One Johannesburg mother, who prefers anonymity because she does not want her daughter identified, is stressed that she and her husband will now have to set aside time between their equally demanding daily work activities to teach their little one who was scheduled to start school this year.
She has not mustered up enough courage to tell her daughter, who is looking forward to starting school, that she will not be sitting behind the desk on Monday.
“As a parent, I am so stressed and so frustrated because this is the first year of my little daughter to go to school and she is so excited that she is going to school next week. Now, there are changes she is no longer going there. And I can’t even tell her. She was so excited to go to school, and meeting new friends and do new things.”
Department of Basic Education answers questions on delayed reopening of schools:
What is more stressful for her is that she and her husband will now have to teach their daughter from home. The independent school, where she has enrolled her daughter, has sent her a text message informing her that she needs to come and collect study packs that she will use to teach her child whilst at home.
“And the thing of teaching my child at home is going to be difficult because me and my husband are working every day. So, who is going to teach her whilst we are working? So, it means she will have to wait for us to come back from work and teach her. And it is stress for us because we do not know what is happening – the syllabus, it’s frustrating.”
Chairperson of the Association for Homeschooling, Shaun Green, says one of the biggest causes of homeschooling failure is burnout. Green says homeschooling is not the same as traditional schooling and there are many things about schooling that are not necessarily well suited to education at home.

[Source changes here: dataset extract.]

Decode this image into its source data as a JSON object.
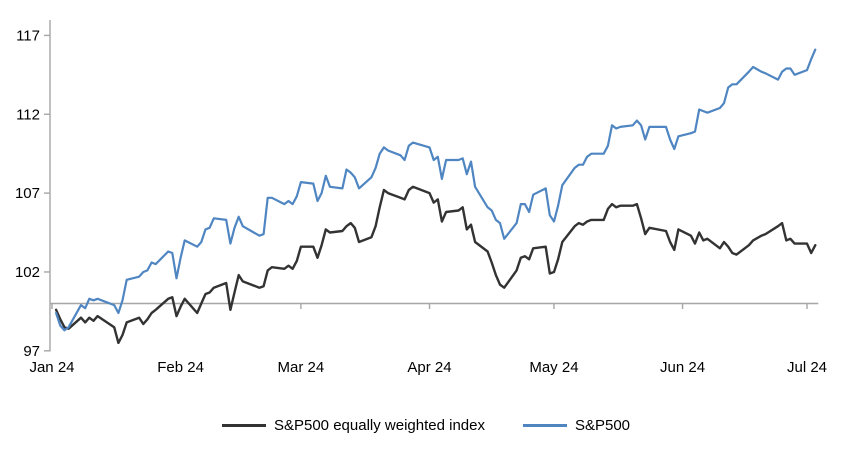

“Families that find themselves involved in educating their own children in their home should ask themselves these questions with regards to their actions; do we really need to do this, and number two, are we getting the most out of this? If they ask themselves these questions carefully, they can find that the home can be a very efficient learning environment that is also flexible and customised to the learner.”
The National Alliance of Independent Schools Association (Naisa) has welcomed the delayed reopening of schools. They say there is a need to save lives given the escalating number of new COVID-19 cases.
Naisa Chairperson, Mandla Mthembu, says the online program can cover a lot of the curriculum.
“We want to encourage all our schools to explore the online programmes which they have been using since last year when the lockdown began. We think that schools can be able to make headway and cover a lot of the curriculum using online programmes. And those schools which do not have online programmes we want to encourage them to make material available to parent and learners whilst they are at home.”
The Independent Schools Association of Southern Africa (Isasa) says the two-week delay is an inconvenience. However, it is not as disruptive as was experienced last year.
Isasa’s Executive Director, Lebogang Montjane says they are happy to apply the two-week delay as requested by the government.
“Isasa and its member schools are happy to apply the two-week delay as requested by government. And confirms that, in the case of independent schools, which share the public school calendar, we have advised them to open for in-person instruction on the 15th of February 2021.”
Teachers’ union (Sadtu) has called on the department to show leadership regarding independent schools that have already opened or are set to open on Monday, by closing them down if they are not embarking on remote learning.